When asked to comment on this story, Director of Facilities Skip Hartsell clarified that no confirmed cases of mold have been found in the dorms in recent years. In most cases, what students believe to be mold is actually mildew, and it is usually removed by commercially available cleaning products and rarely comes back afterwards.
Hartsell also explained that there are no federal or national standards for the number of fungal spores that may be present in the indoor environment. The general rule and guideline, widely accepted in the indoor air quality field, is the number and type of spores present in the indoor environment should be comparable to those that are present outdoors at any given time. There will always be some mold spores present in “normal” indoor environments, according to Hartsell.
After filling out a work order early in the semester, facilities removed the mildew from Partridge’s Galloway room. A few days later though, she found more mold-like substances in a light fixture.
According to Biology Professor Dr. Joyce Hardin, it is often difficult to remove mold.
“Fungi reproduce by forming spores, tiny structures that will germinate and form the mold. Most often spores become airborne,” Hardin said.
Hardin explained that these spores can stay airborne even after the mold has been removed, so it can be hard to fully get rid of it.
Partridge sent housing an email about her situation. She included in the email pictures of the issues. Maintenance gave her a dehumidifier and cleaned out the light, but her symptoms persisted. Partridge had a blood test and a chest X-ray conducted and was asked by her doctor to take steroids along with her inhaler. Her health was not improving.
“I told facilities it was time to move,” Partridge said.
She and her roommate set up a meeting with housing and their respective families. By the second semester, they had moved out of Galloway.

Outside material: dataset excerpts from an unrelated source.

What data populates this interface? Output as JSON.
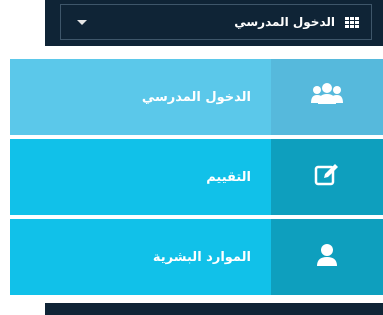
{
  "header": {
    "dropdown_label": "الدخول المدرسي",
    "grid_icon": "grid-icon",
    "caret_icon": "caret-down-icon"
  },
  "menu": {
    "items": [
      {
        "label": "الدخول المدرسي",
        "icon": "users-group-icon"
      },
      {
        "label": "التقييم",
        "icon": "edit-icon"
      },
      {
        "label": "الموارد البشرية",
        "icon": "user-icon"
      }
    ]
  },
  "colors": {
    "dark_bar": "#0f2436",
    "active_item": "#5bc8ea",
    "active_icon_bg": "#56b9dc",
    "item": "#11c1e9",
    "item_icon_bg": "#0e9fbe"
  }
}
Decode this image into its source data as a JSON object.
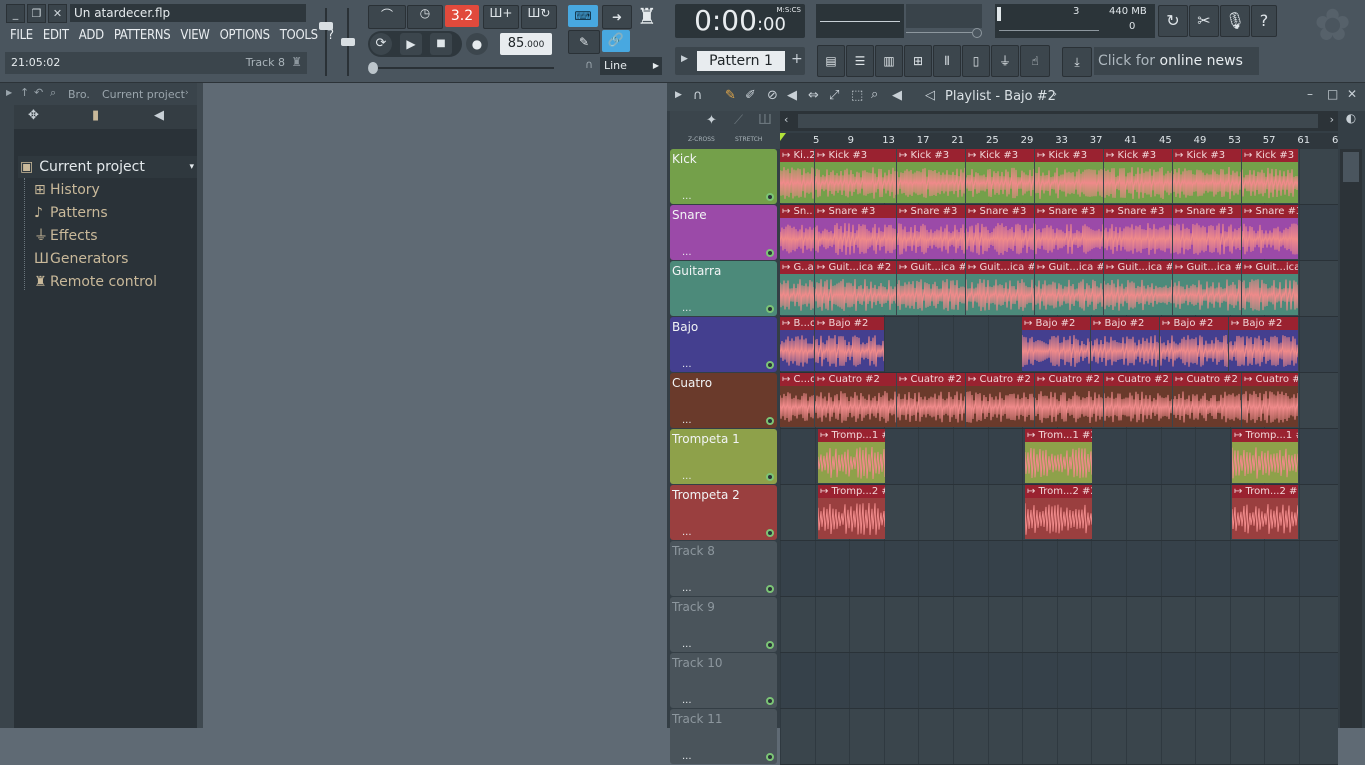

Partridge’s health problems immediately went away.
In a similar story, roommates Savannah Draud and Madeline Chosich both suffer from asthma. Until late October, they were living in Veasey 108.

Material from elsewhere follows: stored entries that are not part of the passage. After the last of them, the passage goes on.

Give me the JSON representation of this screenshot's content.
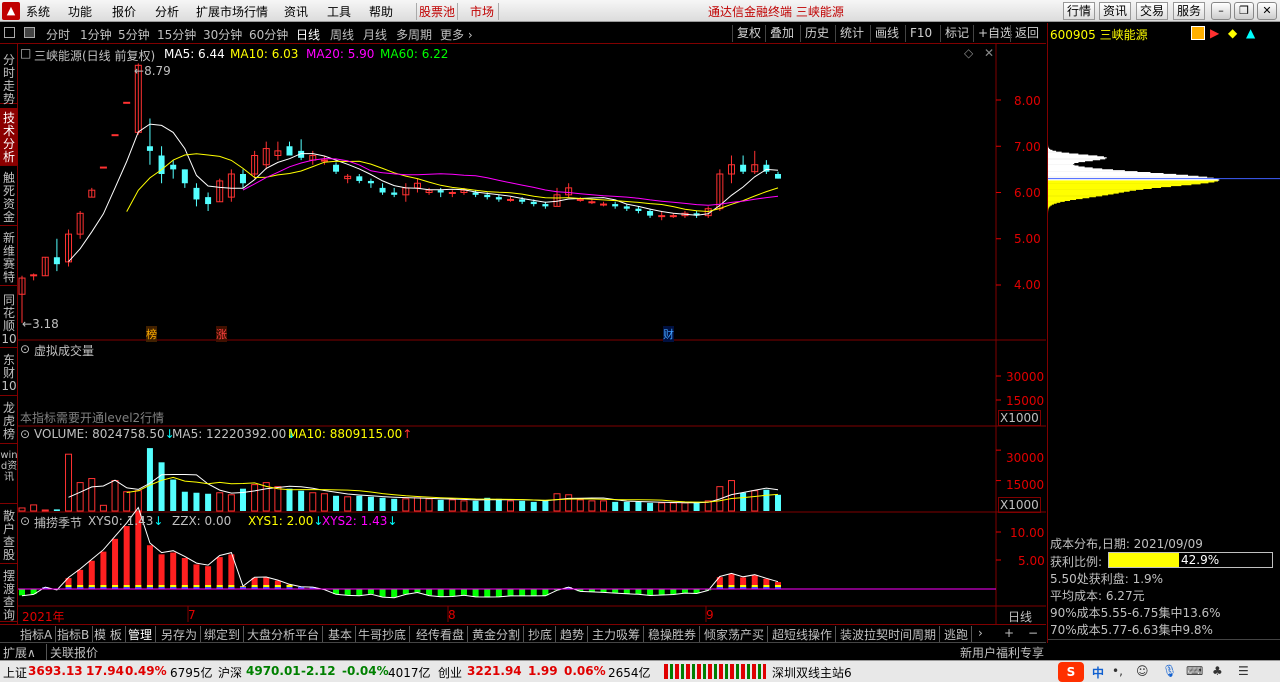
{
  "menu": {
    "items": [
      "系统",
      "功能",
      "报价",
      "分析",
      "扩展市场行情",
      "资讯",
      "工具",
      "帮助"
    ],
    "highlight_items": [
      "股票池",
      "市场"
    ],
    "center_title": "通达信金融终端  三峡能源",
    "right_buttons": [
      "行情",
      "资讯",
      "交易",
      "服务"
    ]
  },
  "toolbar": {
    "periods": [
      "分时",
      "1分钟",
      "5分钟",
      "15分钟",
      "30分钟",
      "60分钟",
      "日线",
      "周线",
      "月线",
      "多周期",
      "更多"
    ],
    "active_period": "日线",
    "right_buttons": [
      "复权",
      "叠加",
      "历史",
      "统计",
      "画线",
      "F10",
      "标记",
      "+自选",
      "返回"
    ]
  },
  "left_tabs": [
    "分时走势",
    "技术分析",
    "触死资金",
    "新维赛特",
    "同花顺10",
    "东财10",
    "龙虎榜",
    "wind资讯",
    "散户查股",
    "摆渡查询"
  ],
  "active_left_tab": "技术分析",
  "main_chart": {
    "title": "三峡能源(日线 前复权)",
    "ma5": "MA5: 6.44",
    "ma10": "MA10: 6.03",
    "ma20": "MA20: 5.90",
    "ma60": "MA60: 6.22",
    "high_label": "8.79",
    "low_label": "3.18",
    "y_ticks": [
      "8.00",
      "7.00",
      "6.00",
      "5.00",
      "4.00"
    ],
    "markers": [
      "榜",
      "涨",
      "财"
    ]
  },
  "virtual_volume": {
    "title": "虚拟成交量",
    "note": "本指标需要开通level2行情",
    "y_ticks": [
      "30000",
      "15000"
    ],
    "unit": "X1000"
  },
  "volume": {
    "title": "VOLUME: 8024758.50",
    "ma5": "MA5: 12220392.00",
    "ma10": "MA10: 8809115.00",
    "y_ticks": [
      "30000",
      "15000"
    ],
    "unit": "X1000"
  },
  "indicator": {
    "title": "捕捞季节",
    "xys0": "XYS0: 1.43",
    "zzx": "ZZX: 0.00",
    "xys1": "XYS1: 2.00",
    "xys2": "XYS2: 1.43",
    "y_ticks": [
      "10.00",
      "5.00"
    ]
  },
  "x_axis": {
    "labels": [
      "2021年",
      "7",
      "8",
      "9"
    ],
    "period": "日线"
  },
  "bottom_tabs": [
    "指标A",
    "指标B",
    "模 板",
    "管理",
    "另存为",
    "绑定到",
    "大盘分析平台",
    "基本",
    "牛哥抄底",
    "经传看盘",
    "黄金分割",
    "抄底",
    "趋势",
    "主力吸筹",
    "稳操胜券",
    "倾家荡产买",
    "超短线操作",
    "装波拉契时间周期",
    "逃跑"
  ],
  "active_bottom_tab": "管理",
  "bottom_bar": {
    "left": "扩展∧",
    "left2": "关联报价",
    "right": "新用户福利专享"
  },
  "right_panel": {
    "code_name": "600905 三峡能源",
    "cost_date": "成本分布,日期: 2021/09/09",
    "profit_ratio_label": "获利比例:",
    "profit_ratio": "42.9%",
    "profit_at": "5.50处获利盘: 1.9%",
    "avg_cost": "平均成本: 6.27元",
    "cost90": "90%成本5.55-6.75集中13.6%",
    "cost70": "70%成本5.77-6.63集中9.8%",
    "tabs": [
      "笔",
      "价",
      "细",
      "势",
      "联",
      "值",
      "主",
      "筹"
    ]
  },
  "status": {
    "sh_label": "上证",
    "sh_val": "3693.13",
    "sh_chg": "17.94",
    "sh_pct": "0.49%",
    "sh_amt": "6795亿",
    "hs_label": "沪深",
    "hs_val": "4970.01",
    "hs_chg": "-2.12",
    "hs_pct": "-0.04%",
    "hs_amt": "4017亿",
    "cy_label": "创业",
    "cy_val": "3221.94",
    "cy_chg": "1.99",
    "cy_pct": "0.06%",
    "cy_amt": "2654亿",
    "server": "深圳双线主站6"
  },
  "chart_data": {
    "type": "candlestick",
    "dates_note": "",
    "ohlc": [
      [
        3.8,
        4.2,
        3.18,
        4.15
      ],
      [
        4.2,
        4.25,
        4.1,
        4.22
      ],
      [
        4.2,
        4.6,
        4.2,
        4.6
      ],
      [
        4.6,
        5.0,
        4.3,
        4.45
      ],
      [
        4.5,
        5.2,
        4.4,
        5.1
      ],
      [
        5.1,
        5.6,
        5.0,
        5.55
      ],
      [
        5.9,
        6.1,
        5.9,
        6.05
      ],
      [
        6.55,
        6.55,
        6.55,
        6.55
      ],
      [
        7.25,
        7.25,
        7.25,
        7.25
      ],
      [
        7.95,
        7.95,
        7.95,
        7.95
      ],
      [
        7.3,
        8.79,
        7.25,
        8.75
      ],
      [
        7.0,
        7.6,
        6.6,
        6.9
      ],
      [
        6.8,
        7.0,
        6.2,
        6.4
      ],
      [
        6.6,
        6.7,
        6.3,
        6.5
      ],
      [
        6.5,
        6.5,
        6.1,
        6.2
      ],
      [
        6.1,
        6.2,
        5.7,
        5.85
      ],
      [
        5.9,
        6.0,
        5.6,
        5.75
      ],
      [
        5.8,
        6.3,
        5.8,
        6.25
      ],
      [
        5.9,
        6.5,
        5.8,
        6.4
      ],
      [
        6.4,
        6.5,
        6.1,
        6.2
      ],
      [
        6.4,
        6.9,
        6.3,
        6.8
      ],
      [
        6.6,
        7.1,
        6.5,
        6.95
      ],
      [
        6.8,
        7.1,
        6.7,
        6.9
      ],
      [
        7.0,
        7.1,
        6.8,
        6.8
      ],
      [
        6.9,
        7.15,
        6.7,
        6.75
      ],
      [
        6.7,
        6.9,
        6.6,
        6.8
      ],
      [
        6.7,
        6.8,
        6.6,
        6.7
      ],
      [
        6.6,
        6.65,
        6.4,
        6.45
      ],
      [
        6.3,
        6.4,
        6.2,
        6.35
      ],
      [
        6.35,
        6.4,
        6.2,
        6.25
      ],
      [
        6.25,
        6.3,
        6.1,
        6.2
      ],
      [
        6.1,
        6.2,
        5.95,
        6.0
      ],
      [
        6.0,
        6.1,
        5.9,
        5.95
      ],
      [
        5.95,
        6.2,
        5.8,
        6.1
      ],
      [
        6.1,
        6.3,
        6.0,
        6.2
      ],
      [
        6.0,
        6.1,
        5.95,
        6.05
      ],
      [
        6.05,
        6.1,
        5.9,
        6.0
      ],
      [
        6.0,
        6.05,
        5.9,
        6.0
      ],
      [
        6.0,
        6.1,
        5.95,
        6.05
      ],
      [
        6.0,
        6.05,
        5.9,
        5.95
      ],
      [
        5.95,
        6.0,
        5.85,
        5.9
      ],
      [
        5.9,
        5.95,
        5.8,
        5.85
      ],
      [
        5.85,
        5.9,
        5.8,
        5.85
      ],
      [
        5.85,
        5.9,
        5.75,
        5.8
      ],
      [
        5.8,
        5.85,
        5.7,
        5.75
      ],
      [
        5.75,
        5.8,
        5.65,
        5.7
      ],
      [
        5.7,
        6.1,
        5.7,
        5.95
      ],
      [
        5.95,
        6.2,
        5.9,
        6.1
      ],
      [
        5.85,
        5.9,
        5.8,
        5.85
      ],
      [
        5.8,
        5.85,
        5.75,
        5.8
      ],
      [
        5.75,
        5.8,
        5.7,
        5.75
      ],
      [
        5.75,
        5.8,
        5.65,
        5.7
      ],
      [
        5.7,
        5.75,
        5.6,
        5.65
      ],
      [
        5.65,
        5.7,
        5.55,
        5.6
      ],
      [
        5.6,
        5.65,
        5.45,
        5.5
      ],
      [
        5.5,
        5.6,
        5.4,
        5.5
      ],
      [
        5.5,
        5.55,
        5.45,
        5.5
      ],
      [
        5.5,
        5.6,
        5.45,
        5.55
      ],
      [
        5.55,
        5.6,
        5.45,
        5.5
      ],
      [
        5.5,
        5.7,
        5.45,
        5.65
      ],
      [
        5.65,
        6.5,
        5.6,
        6.4
      ],
      [
        6.4,
        6.8,
        6.2,
        6.6
      ],
      [
        6.6,
        6.8,
        6.4,
        6.45
      ],
      [
        6.45,
        6.9,
        6.4,
        6.6
      ],
      [
        6.6,
        6.7,
        6.4,
        6.45
      ],
      [
        6.4,
        6.45,
        6.3,
        6.3
      ]
    ],
    "volume": [
      1500,
      3000,
      500,
      800,
      28000,
      14000,
      16000,
      2800,
      15000,
      9500,
      10000,
      31000,
      24000,
      15500,
      9500,
      9000,
      8500,
      9000,
      8000,
      11000,
      13000,
      14000,
      12000,
      11000,
      10000,
      9000,
      8500,
      7500,
      7000,
      7500,
      7000,
      6500,
      6000,
      6000,
      6500,
      6000,
      5500,
      5500,
      5000,
      5000,
      6500,
      6000,
      5000,
      5000,
      4500,
      5000,
      8500,
      8000,
      5500,
      5000,
      5000,
      4500,
      4500,
      4500,
      4000,
      4000,
      4000,
      4000,
      4500,
      5000,
      12000,
      15000,
      9000,
      10000,
      10500,
      8000
    ],
    "y_range": [
      3.0,
      9.0
    ],
    "volume_range": [
      0,
      35000
    ]
  }
}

“I never had to go to the nurse until I lived in Veasey,” Draud said, “Now I have all these colds.”
“I have gotten lots of headaches and couldn’t stop coughing once we moved in,” said Chosich.
For both parties, the perceived mold got so bad that they requested to be moved from their room. They reported the issue to facilities and found that a large amount of mold-like substance was living in there sink, although both suspect there is mold in other parts of the room.

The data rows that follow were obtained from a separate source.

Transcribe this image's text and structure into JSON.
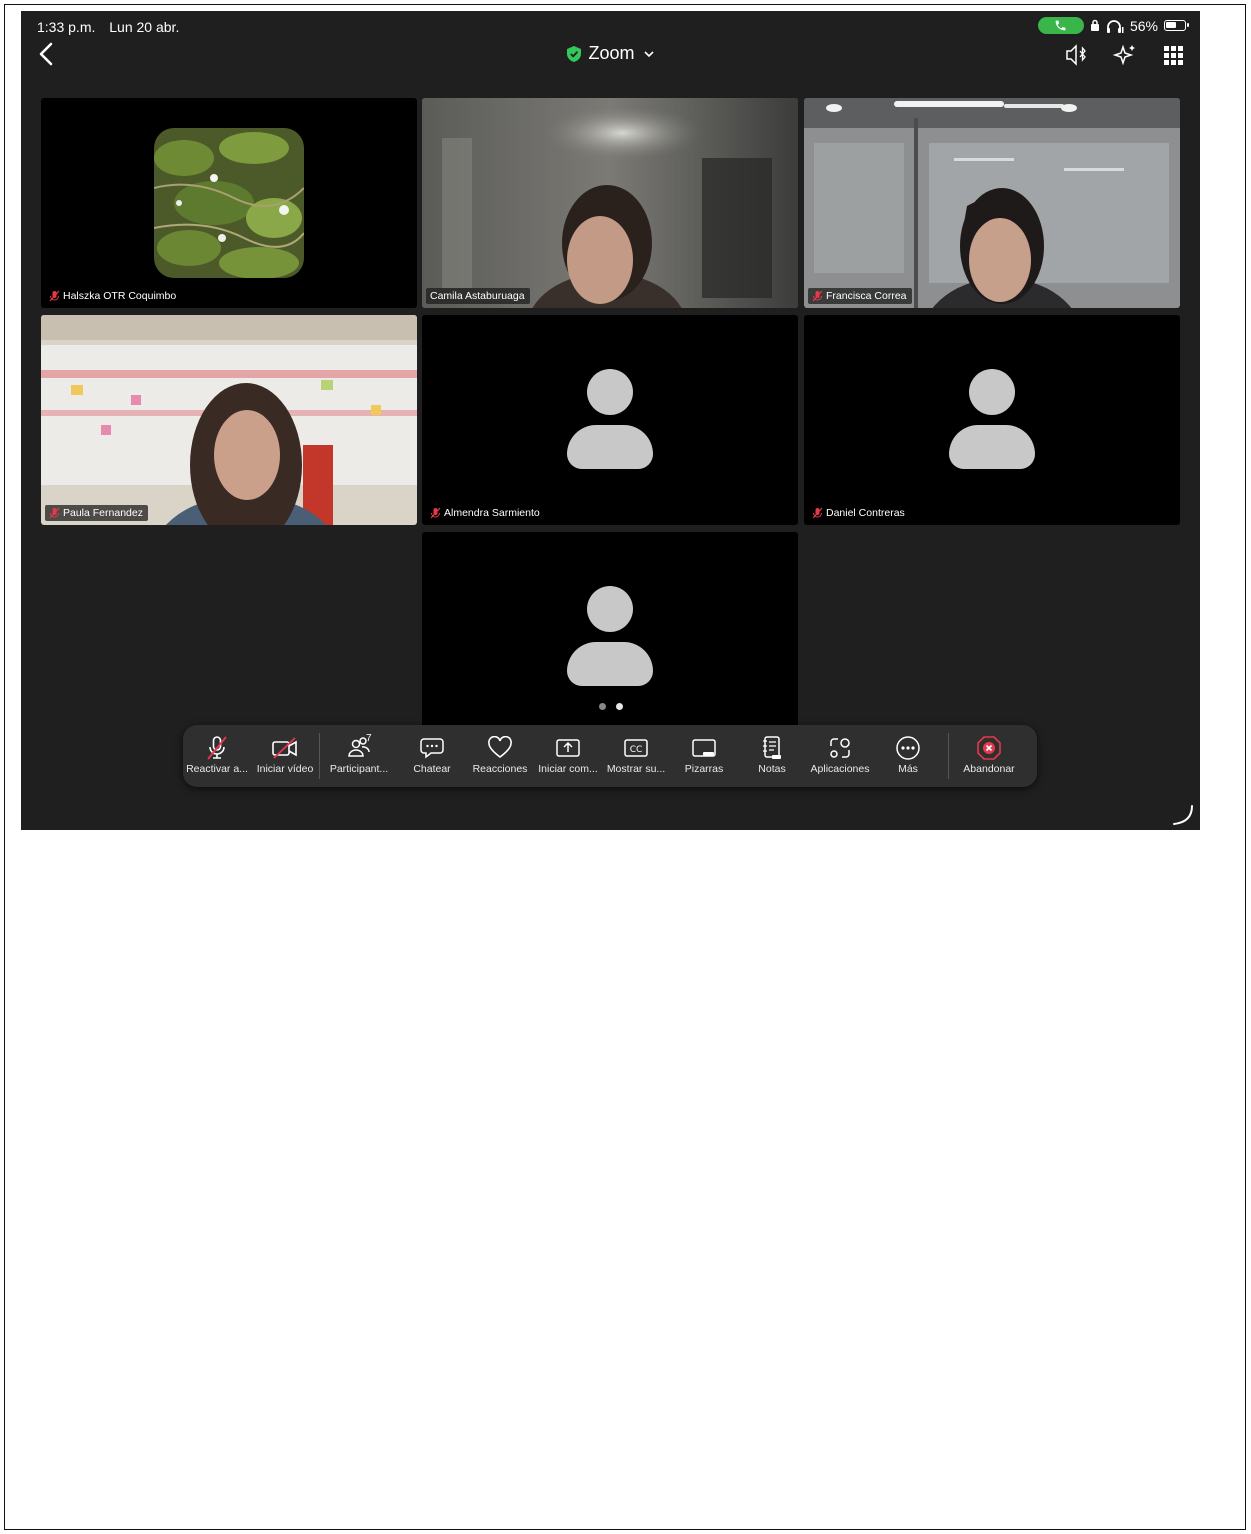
{
  "status_bar": {
    "time": "1:33 p.m.",
    "date": "Lun 20 abr.",
    "battery_percent": "56%",
    "battery_level": 0.56,
    "call_color": "#3ab54a"
  },
  "header": {
    "title": "Zoom",
    "shield_color": "#34c759"
  },
  "participants": [
    {
      "name": "Halszka OTR Coquimbo",
      "muted": true,
      "active": false,
      "video": "image"
    },
    {
      "name": "Camila Astaburuaga",
      "muted": false,
      "active": true,
      "video": "camera"
    },
    {
      "name": "Francisca Correa",
      "muted": true,
      "active": false,
      "video": "camera"
    },
    {
      "name": "Paula Fernandez",
      "muted": true,
      "active": false,
      "video": "camera"
    },
    {
      "name": "Almendra Sarmiento",
      "muted": true,
      "active": false,
      "video": "avatar"
    },
    {
      "name": "Daniel Contreras",
      "muted": true,
      "active": false,
      "video": "avatar"
    }
  ],
  "pagination": {
    "pages": 2,
    "current": 2
  },
  "toolbar": {
    "unmute": "Reactivar a...",
    "start_video": "Iniciar vídeo",
    "participants": "Participant...",
    "participants_count": "7",
    "chat": "Chatear",
    "reactions": "Reacciones",
    "share": "Iniciar com...",
    "captions": "Mostrar su...",
    "whiteboards": "Pizarras",
    "notes": "Notas",
    "apps": "Aplicaciones",
    "more": "Más",
    "leave": "Abandonar",
    "leave_color": "#e5384b"
  }
}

“I have seen mold in more than a handful of my residents’ rooms,” Resident Assistant Matthew Perkins said. “The troubling part is not that it can’t be dealt with, although black mold is a little more stubborn, but instead the worry comes from the frequency with which you see it.”
Director of Residence Life John Omolo said that a student reporting mold is a top priority for Residence Life.
“If a student comes to me and says ‘I found mold in my room’ we immediately let facilities know and try to fix the issue,” Omolo said. “Of course, not every dark spot in the room is mold, but we treat these reports very seriously… if the student wants to be moved, we will move them, no problem.”
Proposed maintenance of the residence halls in the coming years will seek to address these problems, according to Hartsell.
“The Senior Leadership Team is currently working with Architectural and Engineering groups to develop long-term upgrades to the traditional residence halls,” Hartsell said. “Key elements of the proposal address indoor air quality, humidity control and other quality of life improvements for residents. The goal is to have a working proposal ready for consideration by May 2018.”